SAINT-ALBIN. - Qui sait encore ce qu’est Sophie ?

LE PÈRE DE FAMILLE. - Chimère !

SAINT-ALBIN. - Des ressources ? L’amour, l’indigence, m’en fourniront.

LE PÈRE DE FAMILLE. - Craignez les maux qui vous attendent.

SAINT-ALBIN. - Ne la point avoir est le seul que je redoute.

LE PÈRE DE FAMILLE. - Craignez de perdre ma tendresse.

SAINT-ALBIN. - Je la recouvrerai.

LE PÈRE DE FAMILLE. - Qui vous l’a dit ?

SAINT-ALBIN. - Vous verrez couler les larmes de Sophie ; j’embrasserai vos genoux ; mes enfants vous tendront leurs bras innocents, et vous ne les repousserez pas.

LE PÈRE DE FAMILLE, à part. - Il me connaît trop bien... Après une petite pause, il prend l’air et le ton le plus sévère, il dit : Mon fils, je vois que je vous parle en vain, que la raison n’a plus d’accès auprès de vous, et que le moyen dont je craignis toujours d’user est le seul qui me reste : j’en userai, puisque vous m’y forcez. Quittez vos projets ; je le veux, et je vous l’ordonne par toute l’autorité qu’un père a sur ses enfants.

SAINT-ALBIN, avec un emportement sourd. - L’autorité ! l’autorité ! Ils n’ont que ce mot.

LE PÈRE DE FAMILLE. - Respectez-le.

SAINT-ALBIN allant et venant. - Voilà comme ils sont tous. C’est ainsi qu’ils nous aiment. S’ils étaient nos ennemis, que feraient-ils de plus ?

LE PÈRE DE FAMILLE. - Que dites-vous ? que murmurez-vous ?

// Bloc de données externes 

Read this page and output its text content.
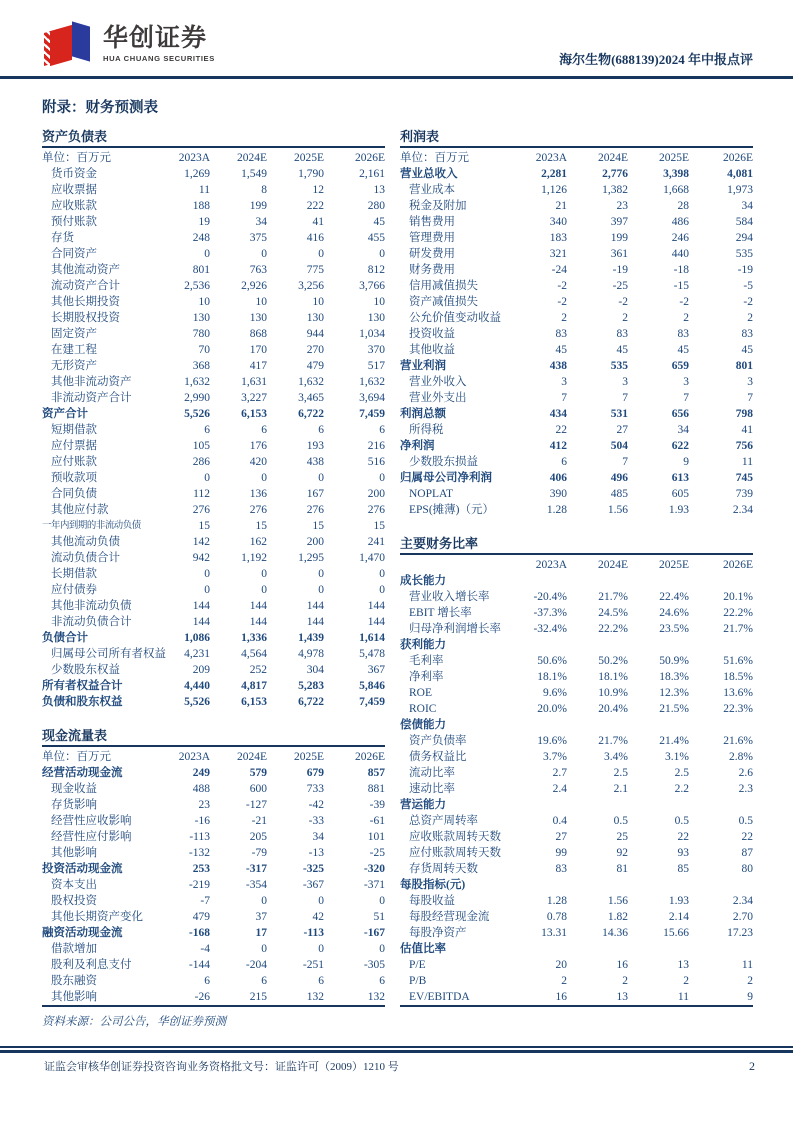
华创证券
HUA CHUANG SECURITIES	海尔生物(688139)2024 年中报点评
附录：财务预测表
资产负债表
单位：百万元	2023A	2024E	2025E	2026E
货币资金	1,269	1,549	1,790	2,161
应收票据	11	8	12	13
应收账款	188	199	222	280
预付账款	19	34	41	45
存货	248	375	416	455
合同资产	0	0	0	0
其他流动资产	801	763	775	812
流动资产合计	2,536	2,926	3,256	3,766
其他长期投资	10	10	10	10
长期股权投资	130	130	130	130
固定资产	780	868	944	1,034
在建工程	70	170	270	370
无形资产	368	417	479	517
其他非流动资产	1,632	1,631	1,632	1,632
非流动资产合计	2,990	3,227	3,465	3,694
资产合计	5,526	6,153	6,722	7,459
短期借款	6	6	6	6
应付票据	105	176	193	216
应付账款	286	420	438	516
预收款项	0	0	0	0
合同负债	112	136	167	200
其他应付款	276	276	276	276
一年内到期的非流动负债	15	15	15	15
其他流动负债	142	162	200	241
流动负债合计	942	1,192	1,295	1,470
长期借款	0	0	0	0
应付债券	0	0	0	0
其他非流动负债	144	144	144	144
非流动负债合计	144	144	144	144
负债合计	1,086	1,336	1,439	1,614
归属母公司所有者权益	4,231	4,564	4,978	5,478
少数股东权益	209	252	304	367
所有者权益合计	4,440	4,817	5,283	5,846
负债和股东权益	5,526	6,153	6,722	7,459
现金流量表
单位：百万元	2023A	2024E	2025E	2026E
经营活动现金流	249	579	679	857
现金收益	488	600	733	881
存货影响	23	-127	-42	-39
经营性应收影响	-16	-21	-33	-61
经营性应付影响	-113	205	34	101
其他影响	-132	-79	-13	-25
投资活动现金流	253	-317	-325	-320
资本支出	-219	-354	-367	-371
股权投资	-7	0	0	0
其他长期资产变化	479	37	42	51
融资活动现金流	-168	17	-113	-167
借款增加	-4	0	0	0
股利及利息支付	-144	-204	-251	-305
股东融资	6	6	6	6
其他影响	-26	215	132	132
资料来源：公司公告，华创证券预测
利润表
单位：百万元	2023A	2024E	2025E	2026E
营业总收入	2,281	2,776	3,398	4,081
营业成本	1,126	1,382	1,668	1,973
税金及附加	21	23	28	34
销售费用	340	397	486	584
管理费用	183	199	246	294
研发费用	321	361	440	535
财务费用	-24	-19	-18	-19
信用减值损失	-2	-25	-15	-5
资产减值损失	-2	-2	-2	-2
公允价值变动收益	2	2	2	2
投资收益	83	83	83	83
其他收益	45	45	45	45
营业利润	438	535	659	801
营业外收入	3	3	3	3
营业外支出	7	7	7	7
利润总额	434	531	656	798
所得税	22	27	34	41
净利润	412	504	622	756
少数股东损益	6	7	9	11
归属母公司净利润	406	496	613	745
NOPLAT	390	485	605	739
EPS(摊薄)（元）	1.28	1.56	1.93	2.34
主要财务比率
2023A	2024E	2025E	2026E
成长能力
营业收入增长率	-20.4%	21.7%	22.4%	20.1%
EBIT 增长率	-37.3%	24.5%	24.6%	22.2%
归母净利润增长率	-32.4%	22.2%	23.5%	21.7%
获利能力
毛利率	50.6%	50.2%	50.9%	51.6%
净利率	18.1%	18.1%	18.3%	18.5%
ROE	9.6%	10.9%	12.3%	13.6%
ROIC	20.0%	20.4%	21.5%	22.3%
偿债能力
资产负债率	19.6%	21.7%	21.4%	21.6%
债务权益比	3.7%	3.4%	3.1%	2.8%
流动比率	2.7	2.5	2.5	2.6
速动比率	2.4	2.1	2.2	2.3
营运能力
总资产周转率	0.4	0.5	0.5	0.5
应收账款周转天数	27	25	22	22
应付账款周转天数	99	92	93	87
存货周转天数	83	81	85	80
每股指标(元)
每股收益	1.28	1.56	1.93	2.34
每股经营现金流	0.78	1.82	2.14	2.70
每股净资产	13.31	14.36	15.66	17.23
估值比率
P/E	20	16	13	11
P/B	2	2	2	2
EV/EBITDA	16	13	11	9
证监会审核华创证券投资咨询业务资格批文号：证监许可（2009）1210 号	2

SAINT-ALBIN, toujours de même. - Ils se croient sages, parce qu’ils ont d’autres passions que les nôtres.

LE PÈRE DE FAMILLE. - Taisez-vous.

SAINT-ALBIN. - Ils ne nous ont donné la vie que pour en disposer.

LE PÈRE DE FAMILLE. - Taisez-vous.

SAINT-ALBIN. - Ils la remplissent d’amertume ; et comment seraient-ils touchés de nos peines ? ils y sont faits.

LE PÈRE DE FAMILLE. - Vous oubliez qui je suis, et à qui vous parlez. Taisez-vous, ou craignez d’attirer sur vous la marque la plus terrible du courroux des pères.

SAINT-ALBIN. - Des pères ! des pères ! il n’y en a point... Il n’y a que des tyrans.

LE PÈRE DE FAMILLE. - œ ciel !

SAINT-ALBIN. - Oui, des tyrans.

LE PÈRE DE FAMILLE. - Éloignez-vous de moi, enfant ingrat et dénaturé. Je vous donne ma malédiction ; allez loin de moi.

Le fils s’en va ; mais à peine a-t-il fait quelques pas, que son père court après lui, et lui dit :

où vas-tu malheureux ?

SAINT-ALBIN. - Mon père !

LE PÈRE DE FAMILLE se jette dans un fauteuil, et son fils se met à ses genoux. - Moi, votre père ? vous, mon fils ? Je ne vous suis plus rien ; je ne vous ai jamais rien été. Vous empoisonnez ma vie, vous souhaitez ma mort. Eh ! pourquoi a-t-elle été si longtemps différée ? Que ne suis-je à côté de ta mère ! Elle n’est plus, et mes jours malheureux ont été prolongés.

SAINT-ALBIN. - Mon père !

LE PÈRE DE FAMILLE. - Éloignez-vous, cachez-moi vos larmes ; vous déchirez mon cœur, et je ne puis vous en chasser.